Southwestern Beef Stew

This zippy stew experienced with picante sauce is fantastic on cold winter nights. The preparation is so simple … it’s ready in minutes after a busy day at work.– Regina Stock of Topeka, Kansas.


  • 2 pounds beef stew meat
  • 1 container (16 ounces) picante sauce
  • 2 medium potatoes, peeled and cubed
  • 4 medium carrots, sliced
  • 1 big onion, sliced
  • 1 teaspoon chili powder
  • 1/4 teaspoon salt
  • 1/4 teaspoon ground cumin
  • 1 tablespoon cornstarch
  • 1/4 cup cold water


  • In a large nonstick frying pan covered with cooking spray, brown beef on all sides; drain.
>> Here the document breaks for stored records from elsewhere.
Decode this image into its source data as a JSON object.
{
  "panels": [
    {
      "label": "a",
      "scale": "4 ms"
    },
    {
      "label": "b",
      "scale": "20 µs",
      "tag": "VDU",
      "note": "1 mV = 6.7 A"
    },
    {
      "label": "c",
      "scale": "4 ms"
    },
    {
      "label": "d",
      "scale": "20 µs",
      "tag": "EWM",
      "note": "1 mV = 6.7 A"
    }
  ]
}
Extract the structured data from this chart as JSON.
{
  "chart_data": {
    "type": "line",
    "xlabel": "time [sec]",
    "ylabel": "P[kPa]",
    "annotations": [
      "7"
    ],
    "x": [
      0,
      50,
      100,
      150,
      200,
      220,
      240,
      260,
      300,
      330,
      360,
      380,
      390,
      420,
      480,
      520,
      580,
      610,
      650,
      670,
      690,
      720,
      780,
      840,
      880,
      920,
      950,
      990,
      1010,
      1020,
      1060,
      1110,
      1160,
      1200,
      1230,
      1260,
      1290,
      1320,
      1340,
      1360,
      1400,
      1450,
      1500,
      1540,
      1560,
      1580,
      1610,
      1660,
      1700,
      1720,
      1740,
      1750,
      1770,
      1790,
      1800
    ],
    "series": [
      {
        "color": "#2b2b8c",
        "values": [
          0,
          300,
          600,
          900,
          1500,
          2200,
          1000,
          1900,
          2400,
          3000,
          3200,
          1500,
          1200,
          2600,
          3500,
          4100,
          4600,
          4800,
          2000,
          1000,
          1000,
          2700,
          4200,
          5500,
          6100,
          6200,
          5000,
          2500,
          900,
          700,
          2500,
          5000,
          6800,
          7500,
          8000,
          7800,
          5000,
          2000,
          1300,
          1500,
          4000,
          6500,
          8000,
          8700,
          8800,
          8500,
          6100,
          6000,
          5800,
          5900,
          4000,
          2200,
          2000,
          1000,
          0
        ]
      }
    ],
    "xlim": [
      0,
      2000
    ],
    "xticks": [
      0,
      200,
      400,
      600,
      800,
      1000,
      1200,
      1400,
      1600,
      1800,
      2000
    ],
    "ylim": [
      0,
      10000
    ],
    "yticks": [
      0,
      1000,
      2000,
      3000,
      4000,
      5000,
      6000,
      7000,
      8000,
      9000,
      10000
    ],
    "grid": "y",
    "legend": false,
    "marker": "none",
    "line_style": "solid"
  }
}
Transfer to a 3-qt. sluggish cooker. Stir in the picante sauce, potatoes, carrots, onion, chili powder, salt and cumin.
  • Cover and cook on low for 8-9 hours or till meat and vegetables hurt.
  • In a little bowl, integrate cornstarch and water until smooth; stir into stew. Cover and prepare on high for 15 minutes or till thickened.
Nutrition Realities

1 cup: 266 calories, 9g fat (3g saturated fat), 81 mg cholesterol, 436 mg salt, 18 g carbohydrate (6g sugars, 2g fiber), 26 g protein. Diabetic Exchanges: 3 lean meat, 2 veggie, 1/2 starch.